After the operation on my arm and in my car my thyroid tablets were off. They are supposed to be kept in the fridge and my car fridge broke down. I was tired, had no money and I was living in my car. I became suicidal. The police brought me to hospital. The hospital couldn't fit me in, so they put me in a psych ward to recover. There, I was filled up with pills - but I didn't know. I hate those places.That was my first and last time in a psych ward. It was a bed, the food was great, I needed rest. I was thrown out on my next centrelink payday because I am sane and didn’t need to be there according to the doctors.
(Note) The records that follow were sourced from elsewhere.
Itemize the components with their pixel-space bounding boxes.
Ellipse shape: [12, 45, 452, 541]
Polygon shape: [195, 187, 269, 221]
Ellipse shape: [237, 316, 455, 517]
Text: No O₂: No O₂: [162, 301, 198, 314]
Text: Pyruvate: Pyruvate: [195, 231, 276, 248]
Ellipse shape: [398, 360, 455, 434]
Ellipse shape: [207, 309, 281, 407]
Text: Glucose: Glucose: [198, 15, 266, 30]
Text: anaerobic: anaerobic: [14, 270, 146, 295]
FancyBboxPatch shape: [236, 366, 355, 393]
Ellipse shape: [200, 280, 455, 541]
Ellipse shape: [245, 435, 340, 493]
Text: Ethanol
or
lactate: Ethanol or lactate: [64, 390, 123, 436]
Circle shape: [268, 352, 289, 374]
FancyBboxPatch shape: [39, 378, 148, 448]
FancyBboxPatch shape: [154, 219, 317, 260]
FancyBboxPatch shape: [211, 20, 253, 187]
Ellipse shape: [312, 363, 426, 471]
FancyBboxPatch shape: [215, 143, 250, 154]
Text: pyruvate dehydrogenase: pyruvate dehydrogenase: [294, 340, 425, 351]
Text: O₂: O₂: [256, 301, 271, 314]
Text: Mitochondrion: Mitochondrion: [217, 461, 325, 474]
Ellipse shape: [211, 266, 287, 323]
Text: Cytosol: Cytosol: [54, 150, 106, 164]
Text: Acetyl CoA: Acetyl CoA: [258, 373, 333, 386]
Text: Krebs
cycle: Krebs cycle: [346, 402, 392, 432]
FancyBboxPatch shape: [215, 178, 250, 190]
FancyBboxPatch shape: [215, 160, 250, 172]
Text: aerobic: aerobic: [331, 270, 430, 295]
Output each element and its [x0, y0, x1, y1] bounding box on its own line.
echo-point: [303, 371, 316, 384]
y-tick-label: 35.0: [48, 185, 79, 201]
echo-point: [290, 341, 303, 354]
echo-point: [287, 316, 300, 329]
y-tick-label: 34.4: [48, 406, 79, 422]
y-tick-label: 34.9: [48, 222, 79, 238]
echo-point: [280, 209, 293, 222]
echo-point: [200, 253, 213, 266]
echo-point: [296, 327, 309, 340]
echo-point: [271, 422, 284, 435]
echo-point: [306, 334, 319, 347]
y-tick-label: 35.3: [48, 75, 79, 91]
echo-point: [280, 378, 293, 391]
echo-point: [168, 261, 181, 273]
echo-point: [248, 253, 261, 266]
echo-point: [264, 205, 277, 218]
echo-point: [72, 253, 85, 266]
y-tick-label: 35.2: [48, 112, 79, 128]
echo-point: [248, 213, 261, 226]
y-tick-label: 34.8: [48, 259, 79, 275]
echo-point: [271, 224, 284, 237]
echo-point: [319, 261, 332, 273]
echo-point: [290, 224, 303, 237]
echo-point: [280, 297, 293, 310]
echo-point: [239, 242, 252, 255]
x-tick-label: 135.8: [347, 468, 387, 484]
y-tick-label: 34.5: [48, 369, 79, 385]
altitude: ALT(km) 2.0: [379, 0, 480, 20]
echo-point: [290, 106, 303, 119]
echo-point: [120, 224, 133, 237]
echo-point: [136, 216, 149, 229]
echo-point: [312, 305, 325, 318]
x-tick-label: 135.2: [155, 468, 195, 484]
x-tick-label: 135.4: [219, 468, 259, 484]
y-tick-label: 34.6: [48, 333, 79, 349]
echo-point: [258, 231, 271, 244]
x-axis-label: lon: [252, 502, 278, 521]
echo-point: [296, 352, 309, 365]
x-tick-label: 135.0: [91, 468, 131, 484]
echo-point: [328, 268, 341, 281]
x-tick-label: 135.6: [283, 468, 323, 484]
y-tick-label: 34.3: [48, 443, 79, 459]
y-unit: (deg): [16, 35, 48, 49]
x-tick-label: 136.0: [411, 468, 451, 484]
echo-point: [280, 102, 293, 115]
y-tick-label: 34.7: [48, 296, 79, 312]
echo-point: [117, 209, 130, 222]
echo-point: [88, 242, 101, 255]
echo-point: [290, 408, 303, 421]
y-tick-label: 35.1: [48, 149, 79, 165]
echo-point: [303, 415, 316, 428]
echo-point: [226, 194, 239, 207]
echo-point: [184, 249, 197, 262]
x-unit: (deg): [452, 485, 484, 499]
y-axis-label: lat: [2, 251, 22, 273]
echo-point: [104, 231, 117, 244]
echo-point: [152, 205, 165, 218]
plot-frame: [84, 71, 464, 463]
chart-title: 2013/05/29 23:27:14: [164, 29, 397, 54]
I didn't realise until after I left how much I was addicted again and I had a horror week. I rang up the police and they took me back to the hospital but I was not admitted since there was nothing wrong with me. I was told by the nurse "if you're going to commit suicide don't hurt anyone. If you cut your wrists you will be bandaged up, if you overdose you will go to detox horror show - so don't bother. Others need the bed she said." I sat out in front of the hospital in tears feeling so alone.
I had to catch the bus to my car. I slept on the bus, shaking with bad stomach cramps and needing to go to the toilet. Nightmare. I got back to my car got onto twitter and did a @homelessinmelbourne guest spot. It kept me going … as the telling of my stories on the blog does now. Telling people about homelessness has made me strong. I'm sure the nurse said what she said to me on purpose - to give me fight. It was the wrong thing to say to me when I was so distraught, but it worked.